Solid article in the Seattle Times today on the rising building height limits in downtown Seattle.
It even includes a brief historical note on the 1989 voter-approved height cap following the construction of the super-tall and hideous Columbia Tower. Seattle’s thinking on downtown density has changed quite a bit since then. Instead of constricting development, most are enthusiastic about new development in the city’s core—development that is revivifying once-dormant neighborhoods.
Seattleites have change their minds partly because of the dawning realization that downtown density is good environmental policy. It’s a superbly efficient use of land (among many other environmental benefits). Over the last two decades, residents watched sprawl devour the Cascade foothills and lowland farms and realized that the salvation for natural spaces was partly in the city.

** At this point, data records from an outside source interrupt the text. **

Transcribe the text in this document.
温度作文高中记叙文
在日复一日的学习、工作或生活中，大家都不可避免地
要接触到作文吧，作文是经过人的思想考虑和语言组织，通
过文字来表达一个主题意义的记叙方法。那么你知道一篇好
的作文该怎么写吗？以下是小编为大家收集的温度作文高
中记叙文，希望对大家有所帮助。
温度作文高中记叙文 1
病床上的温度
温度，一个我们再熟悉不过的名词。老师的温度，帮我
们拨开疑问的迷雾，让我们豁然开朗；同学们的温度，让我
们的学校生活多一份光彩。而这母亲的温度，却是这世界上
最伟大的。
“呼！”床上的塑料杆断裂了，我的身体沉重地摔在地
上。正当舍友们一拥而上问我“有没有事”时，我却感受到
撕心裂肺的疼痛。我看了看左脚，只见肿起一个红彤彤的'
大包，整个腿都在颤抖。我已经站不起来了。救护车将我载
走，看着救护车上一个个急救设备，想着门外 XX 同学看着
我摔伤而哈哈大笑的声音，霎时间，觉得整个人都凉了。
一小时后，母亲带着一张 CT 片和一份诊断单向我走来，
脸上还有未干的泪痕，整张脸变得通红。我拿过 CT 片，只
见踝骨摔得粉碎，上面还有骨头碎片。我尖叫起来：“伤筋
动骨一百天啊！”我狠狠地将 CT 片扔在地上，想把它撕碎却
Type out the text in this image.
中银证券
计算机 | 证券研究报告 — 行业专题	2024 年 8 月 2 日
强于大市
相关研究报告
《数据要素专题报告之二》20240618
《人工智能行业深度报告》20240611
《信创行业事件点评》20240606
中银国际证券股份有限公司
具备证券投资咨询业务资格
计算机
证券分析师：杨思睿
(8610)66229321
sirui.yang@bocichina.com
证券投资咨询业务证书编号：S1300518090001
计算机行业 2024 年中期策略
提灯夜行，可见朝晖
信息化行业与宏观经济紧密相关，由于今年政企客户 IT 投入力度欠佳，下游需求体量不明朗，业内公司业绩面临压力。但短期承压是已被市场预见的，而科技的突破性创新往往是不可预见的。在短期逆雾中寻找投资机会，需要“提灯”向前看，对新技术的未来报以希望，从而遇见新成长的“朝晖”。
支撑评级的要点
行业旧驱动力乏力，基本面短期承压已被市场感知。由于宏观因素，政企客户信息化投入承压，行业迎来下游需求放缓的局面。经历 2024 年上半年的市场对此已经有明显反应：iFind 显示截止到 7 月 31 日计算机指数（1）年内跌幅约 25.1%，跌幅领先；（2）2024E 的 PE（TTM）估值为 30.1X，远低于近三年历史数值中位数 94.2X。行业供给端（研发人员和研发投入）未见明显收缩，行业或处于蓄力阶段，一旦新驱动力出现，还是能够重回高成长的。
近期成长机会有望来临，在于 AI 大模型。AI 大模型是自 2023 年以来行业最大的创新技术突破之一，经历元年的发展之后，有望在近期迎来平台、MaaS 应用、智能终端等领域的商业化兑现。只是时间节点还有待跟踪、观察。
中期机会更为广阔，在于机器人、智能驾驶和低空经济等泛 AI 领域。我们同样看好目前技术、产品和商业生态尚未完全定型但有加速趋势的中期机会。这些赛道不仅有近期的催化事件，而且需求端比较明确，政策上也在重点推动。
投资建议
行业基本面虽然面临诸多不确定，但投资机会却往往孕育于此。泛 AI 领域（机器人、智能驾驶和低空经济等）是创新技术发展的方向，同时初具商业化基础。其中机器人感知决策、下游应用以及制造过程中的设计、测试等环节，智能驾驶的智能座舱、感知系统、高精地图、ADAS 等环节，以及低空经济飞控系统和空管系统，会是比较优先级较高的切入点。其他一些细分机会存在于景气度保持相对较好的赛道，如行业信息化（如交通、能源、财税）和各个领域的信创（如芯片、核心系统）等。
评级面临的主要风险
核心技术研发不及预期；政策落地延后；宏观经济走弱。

The article does include once curious bit:
There’s scant evidence, however, that the changes would curb sprawl over the next 20 years by pulling more people downtown. Under current or proposed zoning, city studies project about 10,000 new households downtown and 29,000 new jobs in that period. [Emphasis mine.]
That’s a non-trivial number of households and jobs, but it’s odd—at the least—that city growth projections are the same with or without the height increase.
What’s going on here? Are the projections mistaken? Or is the height zoning change just a matter of aesthetics, not a substantive policy to increase downtown density?